Williams, Ian N. — Lawrence Berkeley National Laboratory

Area of research:

General Circulation and Single Column Models/Parameterizations

Journal Reference:

Williams I, J Lee, J Tadić, Y Zhang, and H Chu. 2020. "Modeling spatial heterogeneity in surface turbulent heat flux in the US Southern Great Plains." Journal of Geophysical Research: Atmospheres, 125(13), e2019JD032255, 10.1029/2019JD032255.

Science

Advances in modeling cloud dynamics call for improved land model prediction at convective storm scales. In this study, satellite and ground-based vegetation remote-sensing data were combined with land-model experiments to more accurately characterize land-surface spatial heterogeneity.

Impact

Combining ARM observations and land-modeling improves prediction of spatial heterogeneity in surface turbulent heat fluxes.
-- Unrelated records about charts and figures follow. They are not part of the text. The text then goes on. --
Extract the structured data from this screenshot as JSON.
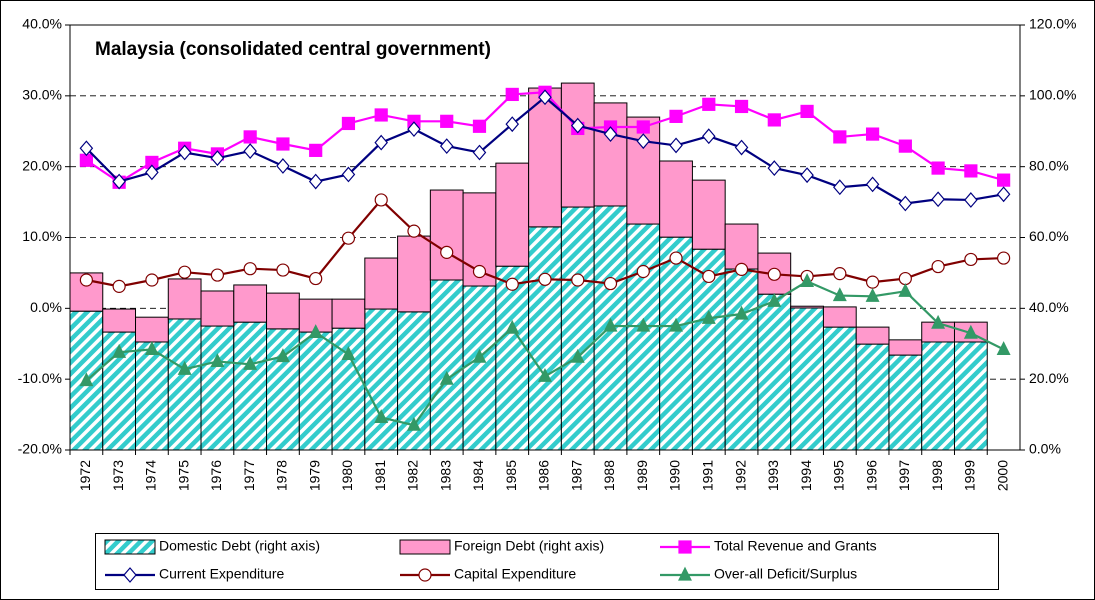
{
  "chart_data": {
    "type": "combo",
    "title": "Malaysia (consolidated central government)",
    "stacked": true,
    "grid": true,
    "categories": [
      "1972",
      "1973",
      "1974",
      "1975",
      "1976",
      "1977",
      "1978",
      "1979",
      "1980",
      "1981",
      "1982",
      "1983",
      "1984",
      "1985",
      "1986",
      "1987",
      "1988",
      "1989",
      "1990",
      "1991",
      "1992",
      "1993",
      "1994",
      "1995",
      "1996",
      "1997",
      "1998",
      "1999",
      "2000"
    ],
    "ylim": [
      -20,
      40
    ],
    "yticks": [
      {
        "value": -20,
        "label": "-20.0%"
      },
      {
        "value": -10,
        "label": "-10.0%"
      },
      {
        "value": 0,
        "label": "0.0%"
      },
      {
        "value": 10,
        "label": "10.0%"
      },
      {
        "value": 20,
        "label": "20.0%"
      },
      {
        "value": 30,
        "label": "30.0%"
      },
      {
        "value": 40,
        "label": "40.0%"
      }
    ],
    "y2lim": [
      0,
      120
    ],
    "y2ticks": [
      {
        "value": 0,
        "label": "0.0%"
      },
      {
        "value": 20,
        "label": "20.0%"
      },
      {
        "value": 40,
        "label": "40.0%"
      },
      {
        "value": 60,
        "label": "60.0%"
      },
      {
        "value": 80,
        "label": "80.0%"
      },
      {
        "value": 100,
        "label": "100.0%"
      },
      {
        "value": 120,
        "label": "120.0%"
      }
    ],
    "series": [
      {
        "name": "Domestic Debt (right axis)",
        "type": "bar",
        "axis": "y2",
        "color": "#33cccc",
        "pattern": "hatch",
        "values": [
          39.2,
          33.3,
          30.5,
          37,
          35,
          36.1,
          34.2,
          33.3,
          34.4,
          39.8,
          39,
          48,
          46.3,
          51.9,
          63,
          68.6,
          68.9,
          63.8,
          60.1,
          56.7,
          51.1,
          44,
          40.1,
          34.7,
          29.9,
          26.8,
          30.5,
          30.5,
          null
        ]
      },
      {
        "name": "Foreign Debt (right axis)",
        "type": "bar",
        "axis": "y2",
        "color": "#ff99cc",
        "values": [
          10.8,
          6.5,
          7,
          11.3,
          9.9,
          10.5,
          10.1,
          9.3,
          8.2,
          14.4,
          21.4,
          25.4,
          26.3,
          29.1,
          39.2,
          35,
          29.1,
          30.2,
          21.5,
          19.5,
          12.7,
          11.6,
          0.5,
          5.7,
          4.8,
          4.3,
          5.6,
          5.6,
          null
        ]
      },
      {
        "name": "Total Revenue and Grants",
        "type": "line",
        "color": "#ff00ff",
        "marker": "square",
        "values": [
          20.9,
          17.8,
          20.6,
          22.6,
          21.8,
          24.2,
          23.2,
          22.3,
          26.1,
          27.3,
          26.4,
          26.4,
          25.7,
          30.2,
          30.5,
          25.4,
          25.6,
          25.6,
          27.1,
          28.8,
          28.5,
          26.6,
          27.8,
          24.2,
          24.6,
          22.9,
          19.8,
          19.4,
          18.1
        ]
      },
      {
        "name": "Current Expenditure",
        "type": "line",
        "color": "#000080",
        "marker": "diamond",
        "values": [
          22.6,
          17.9,
          19.2,
          22,
          21.2,
          22.2,
          20.1,
          17.9,
          18.9,
          23.4,
          25.3,
          22.9,
          22,
          26,
          29.8,
          25.8,
          24.6,
          23.6,
          23,
          24.3,
          22.7,
          19.8,
          18.8,
          17.1,
          17.5,
          14.8,
          15.4,
          15.3,
          16.1
        ]
      },
      {
        "name": "Capital Expenditure",
        "type": "line",
        "color": "#800000",
        "marker": "circle",
        "values": [
          4,
          3.1,
          4,
          5.1,
          4.7,
          5.6,
          5.4,
          4.2,
          9.9,
          15.3,
          10.9,
          7.9,
          5.2,
          3.4,
          4.1,
          4,
          3.5,
          5.2,
          7.1,
          4.5,
          5.5,
          4.8,
          4.5,
          4.9,
          3.7,
          4.2,
          5.9,
          6.9,
          7.1
        ]
      },
      {
        "name": "Over-all Deficit/Surplus",
        "type": "line",
        "color": "#339966",
        "marker": "triangle",
        "values": [
          -10.2,
          -6.2,
          -5.8,
          -8.6,
          -7.5,
          -7.9,
          -6.8,
          -3.4,
          -6.5,
          -15.4,
          -16.5,
          -10,
          -6.9,
          -2.8,
          -9.6,
          -6.9,
          -2.5,
          -2.5,
          -2.5,
          -1.4,
          -0.8,
          1,
          3.8,
          1.8,
          1.7,
          2.4,
          -2.1,
          -3.5,
          -5.8
        ]
      }
    ]
  }
}
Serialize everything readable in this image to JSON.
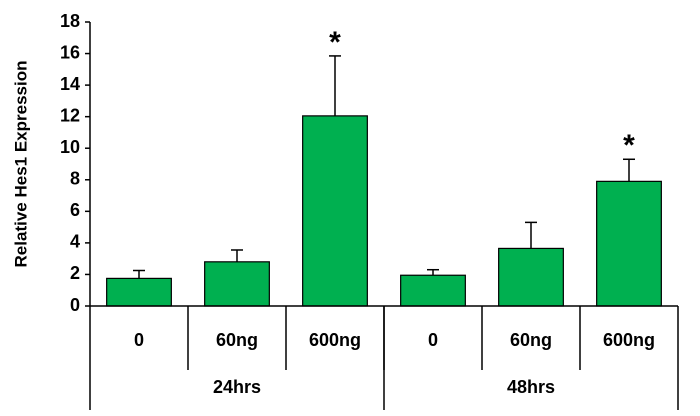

Modeled vegetation processes (transpiration) act to broaden the size spectrum of surface heat flux heterogeneity, which can help initiate convective clouds.

Summary

Satellite and ground-based vegetation remote-sensing data were combined to better characterize land-surface spatial heterogeneity in the Community Land Model (CLM4.0). The new sub-grid classification of plant functional types (PFT) and leaf area index (LAI) enables consistent comparison between models and ground-based flux measurements in the US Southern Great Plains. Errors in vegetation data sets (inferred from comparison between 250 m satellite and ground-based LAI), while large, had less impact on the simulated characteristics of spatial heterogeneity than errors in model representation of surface energy partitioning (between latent and sensible heat flux) and its relationship to LAI. Predicted spatial heterogeneity in surface energy partitioning was enhanced after replacing soil and stomatal resistance parameters with a new set that better predicts the observed relationship to LAI. These modifications increase the number of smaller (mesoscale) dry land patches having higher sensible heat flux. This ‘patchiness’ acts to broaden the size spectrum of surface turbulent heat flux, which can influence clouds and convective initiation. Moreover, improvements in vegetation input data and model parameters had partially compensating effects on surface flux heterogeneity, indicating the importance of evaluating input data and parameterizations together to improve prediction at high spatial resolution.